The U.K.’s talented singer-songwriter, Chris Lewington uses a tried and tested technique when he composes a song, he calls it “classic songwriting.” The result is an eclectic array of music built on a foundation of styles from the late 60s and 70s. While at times is Lewington’s works seem almost “Beatle-esque,” at other times, one can hear a myriad of other influences he masterfully mixes into his compositions. Indeed, there’s an inherently timeless feel within tunes of Chris Lewington.

Chris Lewington has been a musician since his early teens when he first picked up the guitar, an instrument he was drawn to due to his love of film music. Lewington gives insight, “As a kid, I watched a lot of the old films of The Beatles on T.V., also reading the Hunter Davies biography of the band really struck a chord with me.”

While The Beatles gave him a taste of pop music, a young Lewington was even more strongly affected by movie scores from the likes of Ennio Morricone and John Barry. He gives insight, “I recall being a lad of only eleven knowing I wanted to compose film themes when I grew up.” As a young songwriter, Chris was hooked on the innovative and uplifting sounds of the 60s, along with the messages they delivered. Later in his teens, he got into the singer-songwriters of the time, such as Paul Simon, and he taught himself how to play the piano.

Ready for the stage Chris Lewington started his first band, called The Silence, in the early 80s. Chris released his first singles, “A Car in Denmark” and “The Hangman’s Beautiful Daughter,” Lewington explains “These first two singles were released as part of a compilation, A Splash of Colour, that Chris Lewingtonfollowed the psychedelic revival that was going on at that time.”

By the mid-eighties, Lewington started another band project called The Habit, a gothic-based group. What followed was a more successful band, again formed by Chris, called The Bicycle Thieves, which had a similar style as REM and Lloyd Cole. With The Bicycle Thieves, Lewington penned several singles which had success, including “Louise,” which went into rotation on Radio 1. “Louise” would go on to win the 1989 TDK Songwriter Award.

Another single, “Waterfront” received a lot of airplay and some notice on the UK Charts. Chris also got the chance to work with the renowned producer Tony Visconti (David Bowie, The Moody Blues,) during this period.

In the early 90s, Chris returned to his singer-songwriter roots as he started a new project called The Famous Blue Raincoats, a folky acoustic style band that Chris Lewington performed in smaller sized venues in and around London. During the 90s and 2000s, Lewington returned to the studio, to re-release previous albums, compose new material and pitch to publishers.

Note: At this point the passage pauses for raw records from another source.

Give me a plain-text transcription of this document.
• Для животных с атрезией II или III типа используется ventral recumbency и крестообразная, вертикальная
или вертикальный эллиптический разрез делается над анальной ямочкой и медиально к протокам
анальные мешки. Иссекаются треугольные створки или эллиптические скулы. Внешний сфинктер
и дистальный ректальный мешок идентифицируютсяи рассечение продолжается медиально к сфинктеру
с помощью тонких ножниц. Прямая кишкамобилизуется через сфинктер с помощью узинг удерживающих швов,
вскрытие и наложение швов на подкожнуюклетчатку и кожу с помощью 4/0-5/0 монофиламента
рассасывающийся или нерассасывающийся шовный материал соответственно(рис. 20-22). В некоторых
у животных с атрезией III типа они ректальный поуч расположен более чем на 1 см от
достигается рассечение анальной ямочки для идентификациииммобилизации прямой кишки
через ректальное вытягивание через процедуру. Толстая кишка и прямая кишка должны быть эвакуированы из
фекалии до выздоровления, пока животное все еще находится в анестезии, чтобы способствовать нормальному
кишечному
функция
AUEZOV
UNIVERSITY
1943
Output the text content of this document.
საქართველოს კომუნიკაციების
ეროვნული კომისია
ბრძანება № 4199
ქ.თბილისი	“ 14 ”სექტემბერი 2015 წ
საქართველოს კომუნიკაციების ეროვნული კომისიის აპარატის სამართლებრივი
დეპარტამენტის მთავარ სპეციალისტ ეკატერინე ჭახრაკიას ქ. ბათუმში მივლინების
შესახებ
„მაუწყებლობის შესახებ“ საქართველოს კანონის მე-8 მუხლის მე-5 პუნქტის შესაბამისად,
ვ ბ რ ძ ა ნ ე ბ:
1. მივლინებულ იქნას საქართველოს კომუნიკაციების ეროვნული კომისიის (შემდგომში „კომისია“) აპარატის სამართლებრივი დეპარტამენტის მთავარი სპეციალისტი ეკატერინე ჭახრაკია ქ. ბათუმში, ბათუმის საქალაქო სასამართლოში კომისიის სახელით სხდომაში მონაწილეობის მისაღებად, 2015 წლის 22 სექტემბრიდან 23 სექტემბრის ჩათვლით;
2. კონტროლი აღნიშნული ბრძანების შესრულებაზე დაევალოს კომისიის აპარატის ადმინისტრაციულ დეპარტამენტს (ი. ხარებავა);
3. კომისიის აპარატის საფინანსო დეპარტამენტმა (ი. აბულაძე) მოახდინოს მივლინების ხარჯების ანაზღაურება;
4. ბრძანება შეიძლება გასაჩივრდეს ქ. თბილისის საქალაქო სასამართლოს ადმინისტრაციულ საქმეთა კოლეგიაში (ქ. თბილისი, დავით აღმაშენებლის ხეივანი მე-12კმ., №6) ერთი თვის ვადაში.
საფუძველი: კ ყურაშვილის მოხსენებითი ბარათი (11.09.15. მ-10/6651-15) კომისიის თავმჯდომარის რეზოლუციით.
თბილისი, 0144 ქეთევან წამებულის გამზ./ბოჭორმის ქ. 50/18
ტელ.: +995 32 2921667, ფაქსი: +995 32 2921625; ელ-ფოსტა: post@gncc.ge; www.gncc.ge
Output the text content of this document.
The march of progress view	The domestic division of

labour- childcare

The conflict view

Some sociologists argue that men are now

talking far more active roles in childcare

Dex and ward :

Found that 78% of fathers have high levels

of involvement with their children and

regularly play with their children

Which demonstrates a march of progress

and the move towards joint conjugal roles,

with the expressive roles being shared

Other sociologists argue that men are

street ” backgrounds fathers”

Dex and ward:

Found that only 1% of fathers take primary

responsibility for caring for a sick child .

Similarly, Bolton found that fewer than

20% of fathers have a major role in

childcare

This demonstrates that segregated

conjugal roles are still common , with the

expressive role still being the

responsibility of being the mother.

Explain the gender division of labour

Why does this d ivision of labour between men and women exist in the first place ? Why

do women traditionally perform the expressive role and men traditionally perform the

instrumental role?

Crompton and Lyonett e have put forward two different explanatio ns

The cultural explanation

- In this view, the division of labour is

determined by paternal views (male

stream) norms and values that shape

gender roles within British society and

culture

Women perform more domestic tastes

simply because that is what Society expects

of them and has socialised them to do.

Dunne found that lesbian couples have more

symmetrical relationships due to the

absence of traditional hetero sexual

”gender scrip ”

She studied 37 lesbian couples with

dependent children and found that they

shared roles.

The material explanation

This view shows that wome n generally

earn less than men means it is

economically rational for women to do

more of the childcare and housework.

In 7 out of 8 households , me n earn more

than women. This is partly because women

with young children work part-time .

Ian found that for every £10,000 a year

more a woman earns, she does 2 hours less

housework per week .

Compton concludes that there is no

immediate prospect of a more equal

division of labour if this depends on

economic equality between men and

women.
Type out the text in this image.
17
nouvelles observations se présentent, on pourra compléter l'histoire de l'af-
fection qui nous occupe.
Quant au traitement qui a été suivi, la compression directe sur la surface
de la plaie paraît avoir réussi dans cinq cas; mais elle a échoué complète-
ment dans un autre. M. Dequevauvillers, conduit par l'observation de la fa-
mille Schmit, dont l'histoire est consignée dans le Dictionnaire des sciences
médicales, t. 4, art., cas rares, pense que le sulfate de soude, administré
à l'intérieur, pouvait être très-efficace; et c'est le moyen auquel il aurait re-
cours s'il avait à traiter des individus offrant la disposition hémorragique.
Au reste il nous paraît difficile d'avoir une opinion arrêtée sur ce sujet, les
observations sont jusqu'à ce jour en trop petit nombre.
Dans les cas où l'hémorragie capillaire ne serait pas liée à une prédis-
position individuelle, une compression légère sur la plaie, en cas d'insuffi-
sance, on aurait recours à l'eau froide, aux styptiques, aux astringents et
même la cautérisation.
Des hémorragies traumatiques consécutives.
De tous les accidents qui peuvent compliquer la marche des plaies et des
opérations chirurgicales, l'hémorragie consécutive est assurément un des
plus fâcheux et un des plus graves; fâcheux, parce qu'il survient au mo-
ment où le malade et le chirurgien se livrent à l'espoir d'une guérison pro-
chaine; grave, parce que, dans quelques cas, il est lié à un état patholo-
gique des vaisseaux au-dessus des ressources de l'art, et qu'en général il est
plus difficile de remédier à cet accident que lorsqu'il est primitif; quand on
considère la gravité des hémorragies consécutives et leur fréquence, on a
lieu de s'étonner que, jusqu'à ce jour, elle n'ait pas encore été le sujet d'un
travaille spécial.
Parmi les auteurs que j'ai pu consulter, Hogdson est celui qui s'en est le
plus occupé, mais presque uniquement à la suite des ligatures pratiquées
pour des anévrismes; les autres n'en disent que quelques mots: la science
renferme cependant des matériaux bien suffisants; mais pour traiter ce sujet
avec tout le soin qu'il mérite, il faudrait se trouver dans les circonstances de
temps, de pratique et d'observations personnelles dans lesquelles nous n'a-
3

It was not until 2017 that Chris finally set aside time in his studio to finally release his first official full-length album as a solo artist. He titled the album, Landells Road, named after the address where it was recorded, and as a sort of honor to The Beatles’ Abbey Road. The retro amalgam of stylistic sounds found on Landells Road reflects Lewington’s love of bands such as The Beatles, Crosby, Stills, Nash & Young, and The Moody Blues.

“During the last decade, I’ve become more eclectic, listening to world music,” explains Chris. While Lewington continues to support his latest album, he is evolving his songwriting style. “I think my compositions will always be based in the sounds of the 60s and 70s – yet will have overlapping new elements as I integrate them, he offers. One thing is certain, there will always be a timelessness in the tunes of Chris Lewington. He has studied the masters of classic songwriting, and he knows the key ingredients to pen a hit song never change.